Aged Jα18-deficient mice develop signs of kidney disease with an increase in anti-nuclear antibodies and activation of MZB cells, which express high levels of CD1d (Sireci et al. 2007). These findings are consistent with lupus-like autoimmunity, suggesting an anti-inflammatory role of iNKT cells in the development of autoimmunity. Studies with animal models of autoimmunity have generally confirmed this immunosuppressive role of iNKT cells (Gabriel et al. 2010). Animal models examined include the non-obese diabetic (NOD) mouse model for type 1 diabetes, the experimental autoimmune encephalomyelitis (EAE) model for multiple sclerosis in C57BL/6 and NOD mice, multiple models of systemic lupus erythematosus (SLE), and an antigen-induced, acute model of rheumatoid arthritis. However, in some models of autoimmunity, iNKT cells play a pathogenic role. During collagen-induced arthritis and antibody-mediated arthritis, iNKT cells exacerbated disease (Coppieters et al. 2007a). Likewise, iNKT cells exacerbated disease in models of primary biliary cirrhosis (Joyce and Van Kaer 2008), a disease that is associated with mitochondrial antibodies. Nevertheless, consistent with their tolerogenic properties, iNKT cells have been implicated in a variety of experimental models of tolerance induction (Nowak and Stein-Streilein 2007). This includes tolerance induced by injection of antigens in the anterior chamber of the eye, spontaneous tolerance to hepatic allografts, transplant tolerance induced by antibodies against CD4 or co-stimulatory molecules, oral tolerance in some models, and tolerance induced in the fetus, burn wounds, and skin exposed to ultraviolet light. Furthermore, iNKT cells in the host also protect against the development of graft-versus-host disease after bone marrow transplantation (Pillai et al. 2007).

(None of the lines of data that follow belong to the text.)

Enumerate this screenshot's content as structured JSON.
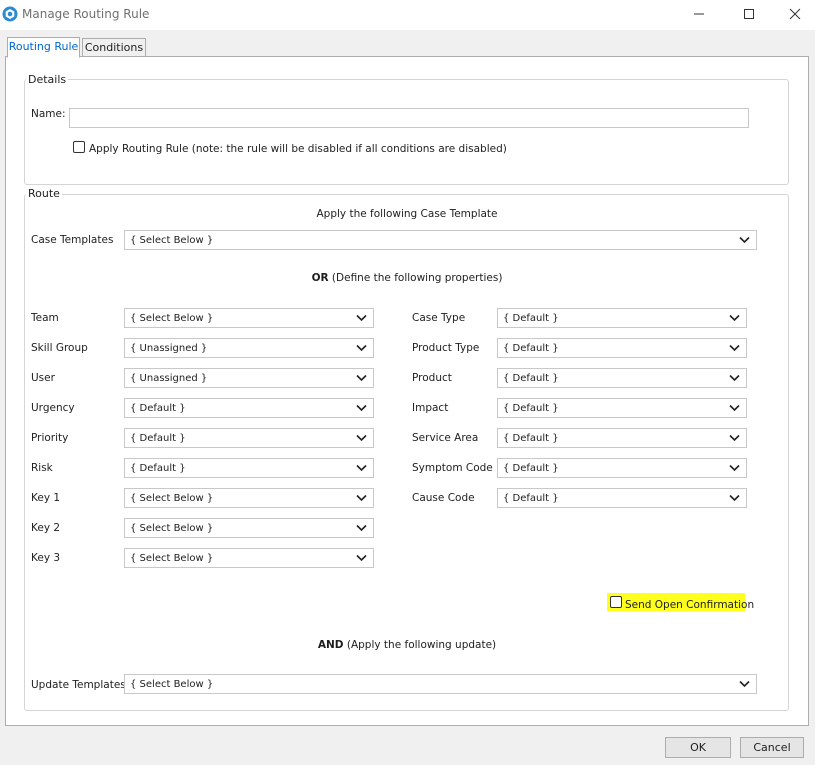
{
  "window": {
    "title": "Manage Routing Rule"
  },
  "tabs": [
    {
      "label": "Routing Rule",
      "active": true
    },
    {
      "label": "Conditions",
      "active": false
    }
  ],
  "details": {
    "legend": "Details",
    "name_label": "Name:",
    "name_value": "",
    "apply_label": "Apply Routing Rule (note: the rule will be disabled if all conditions are disabled)",
    "apply_checked": false
  },
  "route": {
    "legend": "Route",
    "case_template_heading": "Apply the following Case Template",
    "case_templates_label": "Case Templates",
    "case_templates_value": "{ Select Below }",
    "or_bold": "OR",
    "or_rest": "(Define the following properties)",
    "left_fields": [
      {
        "label": "Team",
        "value": "{ Select Below }"
      },
      {
        "label": "Skill Group",
        "value": "{ Unassigned }"
      },
      {
        "label": "User",
        "value": "{ Unassigned }"
      },
      {
        "label": "Urgency",
        "value": "{ Default }"
      },
      {
        "label": "Priority",
        "value": "{ Default }"
      },
      {
        "label": "Risk",
        "value": "{ Default }"
      },
      {
        "label": "Key 1",
        "value": "{ Select Below }"
      },
      {
        "label": "Key 2",
        "value": "{ Select Below }"
      },
      {
        "label": "Key 3",
        "value": "{ Select Below }"
      }
    ],
    "right_fields": [
      {
        "label": "Case Type",
        "value": "{ Default }"
      },
      {
        "label": "Product Type",
        "value": "{ Default }"
      },
      {
        "label": "Product",
        "value": "{ Default }"
      },
      {
        "label": "Impact",
        "value": "{ Default }"
      },
      {
        "label": "Service Area",
        "value": "{ Default }"
      },
      {
        "label": "Symptom Code",
        "value": "{ Default }"
      },
      {
        "label": "Cause Code",
        "value": "{ Default }"
      }
    ],
    "send_open_label": "Send Open Confirmation",
    "send_open_checked": false,
    "and_bold": "AND",
    "and_rest": "(Apply the following update)",
    "update_templates_label": "Update Templates",
    "update_templates_value": "{ Select Below }"
  },
  "buttons": {
    "ok": "OK",
    "cancel": "Cancel"
  },
  "colors": {
    "highlight": "#ffff1e",
    "active_tab_text": "#0066cc",
    "app_icon": "#2a8ad4"
  }
}
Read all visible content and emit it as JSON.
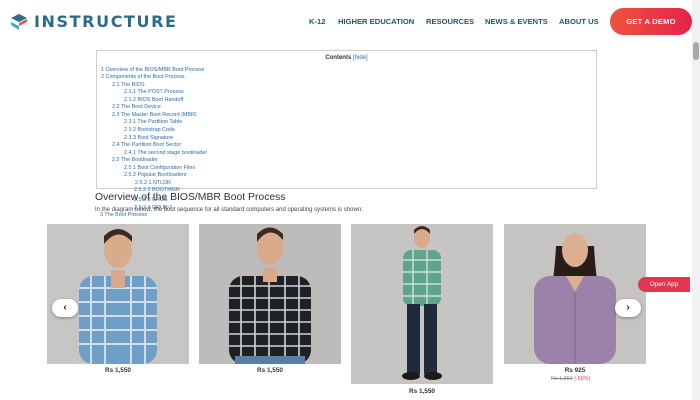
{
  "header": {
    "logo_text": "INSTRUCTURE",
    "nav": [
      "K-12",
      "HIGHER EDUCATION",
      "RESOURCES",
      "NEWS & EVENTS",
      "ABOUT US"
    ],
    "cta_label": "GET A DEMO"
  },
  "toc": {
    "title": "Contents",
    "toggle": "[hide]",
    "items": [
      "1 Overview of the BIOS/MBR Boot Process",
      "2 Components of the Boot Process",
      "2.1 The BIOS",
      "2.1.1 The POST Process",
      "2.1.2 BIOS Boot Handoff",
      "2.2 The Boot Device",
      "2.3 The Master Boot Record (MBR)",
      "2.3.1 The Partition Table",
      "2.3.2 Bootstrap Code",
      "2.3.3 Boot Signature",
      "2.4 The Partition Boot Sector",
      "2.4.1 The second stage bootloader",
      "2.5 The Bootloader",
      "2.5.1 Boot Configuration Files",
      "2.5.2 Popular Bootloaders",
      "2.5.2.1 NTLDR",
      "2.5.2.2 BOOTMGR",
      "2.5.2.3 GRUB",
      "2.5.2.4 GRUB 2",
      "3 The Boot Process"
    ]
  },
  "article": {
    "heading": "Overview of the BIOS/MBR Boot Process",
    "text": "In the diagram below, the boot sequence for all standard computers and operating systems is shown:"
  },
  "products": [
    {
      "price": "Rs 1,550"
    },
    {
      "price": "Rs 1,550"
    },
    {
      "price": "Rs 1,550"
    },
    {
      "price": "Rs 925",
      "old_price": "Rs 1,850",
      "discount": "(-50%)"
    }
  ],
  "carousel": {
    "prev": "‹",
    "next": "›"
  },
  "open_app_label": "Open App",
  "colors": {
    "brand": "#2c6b89",
    "nav": "#1c5675",
    "cta": "#e4234c",
    "link": "#2a6ea6",
    "discount": "#e23b5b"
  }
}
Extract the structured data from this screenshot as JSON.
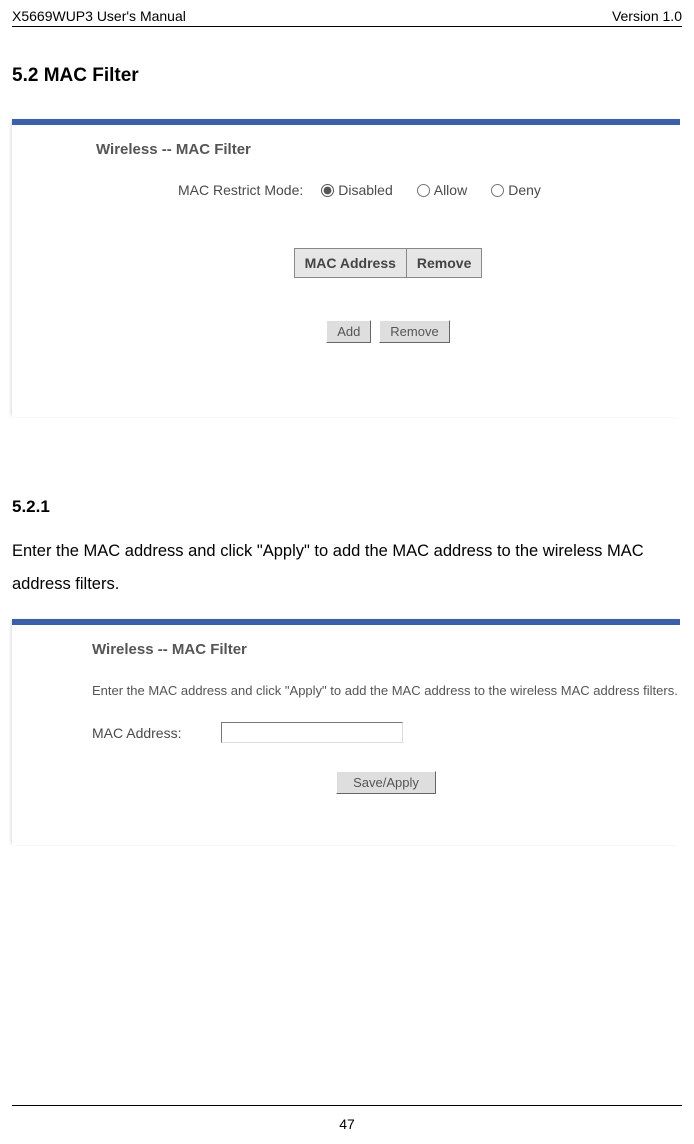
{
  "header": {
    "left": "X5669WUP3 User's Manual",
    "right": "Version 1.0"
  },
  "section": {
    "title": "5.2 MAC Filter",
    "subtitle": "5.2.1",
    "body": "Enter the MAC address and click \"Apply\" to add the MAC address to the wireless MAC address filters."
  },
  "shot1": {
    "title": "Wireless -- MAC Filter",
    "restrict_label": "MAC Restrict Mode:",
    "opt_disabled": "Disabled",
    "opt_allow": "Allow",
    "opt_deny": "Deny",
    "col1": "MAC Address",
    "col2": "Remove",
    "btn_add": "Add",
    "btn_remove": "Remove"
  },
  "shot2": {
    "title": "Wireless -- MAC Filter",
    "desc": "Enter the MAC address and click \"Apply\" to add the MAC address to the wireless MAC address filters.",
    "mac_label": "MAC Address:",
    "btn_save": "Save/Apply"
  },
  "page": "47"
}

The pro-inflammatory functions of iNKT cells are critical for several inflammatory diseases (Van Kaer 2007). iNKT cells appear to be critical for the development of airway hyper-responsiveness, which is one of the cardinal features of asthma. This was demonstrated in experimental models that employed model allergens such as ovalbumin, the environmental pollutant ozone, and infection with respiratory viruses. iNKT cells were also shown to play a critical role in the development of liver disease induced by the mitogen concanavalin A, which is often used as a model for acute and chronic viral hepatitis. iNKT cells play a pathogenic role in the development of contact hypersensitivity induced by multiple contact antigens, in a manner that depended on interactions with B-1 cells. iNKT cells are crucial for the development of colitis induced by another contact antigen, the hapten oxazolone, and this depended on the capacity of iNKT cells to produce IL-13. iNKT cells are also required for acute tissue injury induced to liver or kidney in ischemia reperfusion models. Similar injury induced in blood vessels during sickle cell disease also required iNKT cells. In models of atherosclerosis, iNKT cells have been detected in atherosclerotic lesions, and these cells contributed to disease pathogenesis. In each of these examples, cytokines produced by iNKT cells likely play a key role in activating other cell types, resulting in disease pathogenesis.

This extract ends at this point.